# Clementine Dress Knitting Pattern



## maybebabydesigns (Dec 11, 2012)

This little dress is knitted in DK and Scarf Yarn

In two styles with short or long sleeves, version one has mock front shaping and pockets, the second version a plainer dress with optional belt, with the bottom skirt full of ruffles and a small bag,

I have given instructions on different methods on how to use various types of the scarf yarn

The sizes and requirements are detailed below

To fit 
18 - 20 - 22 inch chest

Dress and Bag

2 - 2 - 2 100grm balls Dk Main

1 - 1 - 1 Ball of Ice Salsa Scarf Yarn/Katia Guipur Lace or similar

Belt

1 - 1 - 1 Small amount of DK contrast

Pair of each 3.25mm, 4mm and 4.50mm needles 
5 Buttons for back 
2 buttons for belt 
8 buttons for front embellishment 
Belt Buckle (Optional) 
Embellishments (optional)

The pattern is available from my website and the cost is £2.99 approx $5.25 US

http://www.ravelry.com/patterns/library/clementine-dress-knitting-pattern

http://www.etsy.com/uk/listing/194585245/clementine-dress-knitting-pattern?


----------



## Katsch (Mar 15, 2011)

This is absolutely darling.

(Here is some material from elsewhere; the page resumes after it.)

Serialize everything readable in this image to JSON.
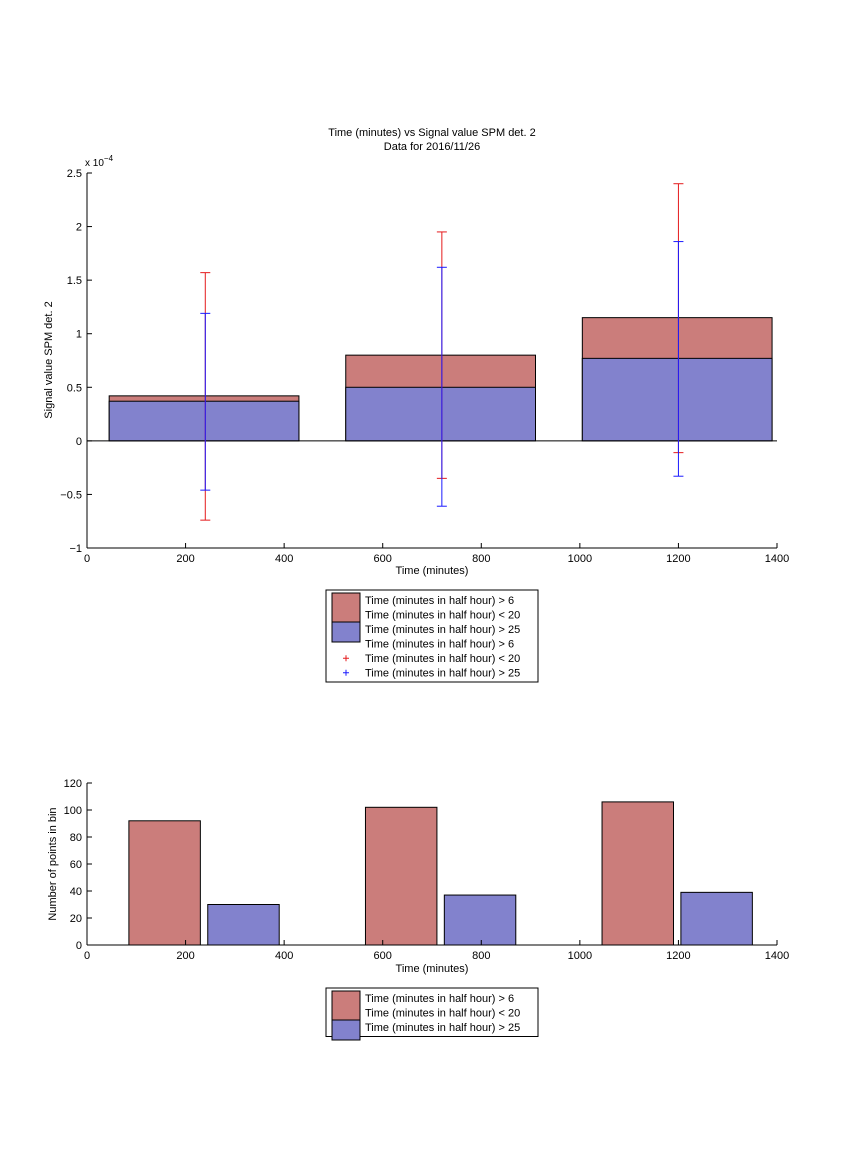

I bought the pattern. I have little girls in Nicaragua that I knit and crochet for and they love dresses. I will use a cotton blend with the ruffle yarn. Perfect!


----------



## maybebabydesigns (Dec 11, 2012)

Thank you for your purchase 



Katsch said:


> This is absolutely darling. I bought the pattern. I have little girls in Nicaragua that I knit and crochet for and they love dresses. I will use a cotton blend with the ruffle yarn. Perfect!


----------



## Maltova (Jun 24, 2014)

What a profilic designer you are! And all your designs are so unique.


----------



## laurelarts (Jul 31, 2011)

Gorgeous!!!


----------



## belleflower (Apr 23, 2013)

Its amazing what you can do with netted yarn. I really enjoy working with that yarnxx


----------



## amudaus (Nov 8, 2011)

These are gorgeous.Love the design and use of the ruffle yarn.You are a fabulous designer.


----------



## Gypsycream (Nov 23, 2011)

How adorable!! expecting my first granddaughter really soon so I'll have visit your page


----------



## kmangal16 (Mar 26, 2013)

Gorgeous pattern. Thank you. I just bought it. :-D

Sheila


----------



## RosD (May 24, 2014)

They are both beautiful &#128158;


----------



## peacefulknitter (Mar 30, 2013)

Very cute designs


----------



## Rainebo (Apr 22, 2012)

There HAS to be a party somewhere! These ladies looked ready and dressed for it! So pretty!


----------



## whitelawcs (Sep 12, 2011)

Cute!


----------



## tat'sgran (Dec 13, 2011)

Sweet use of the ruffle yarns and which little miss does not adore a ruffly skirt? xo


----------



## Knittingkitty (Sep 25, 2011)

Love both dresses!


----------



## dollydollydolly (Jul 15, 2013)

These dolls are amazing, do you have information on them, manufacturer, size, styles, etc?


----------



## SouthernGirl (Dec 28, 2011)

That is adorable and so cute.


----------



## oge designs (Aug 14, 2012)

Gorgeous little dresses, very cute


----------



## janie48 (May 18, 2011)

I love your pattern, just bought it. Your babies look lovely as always.


----------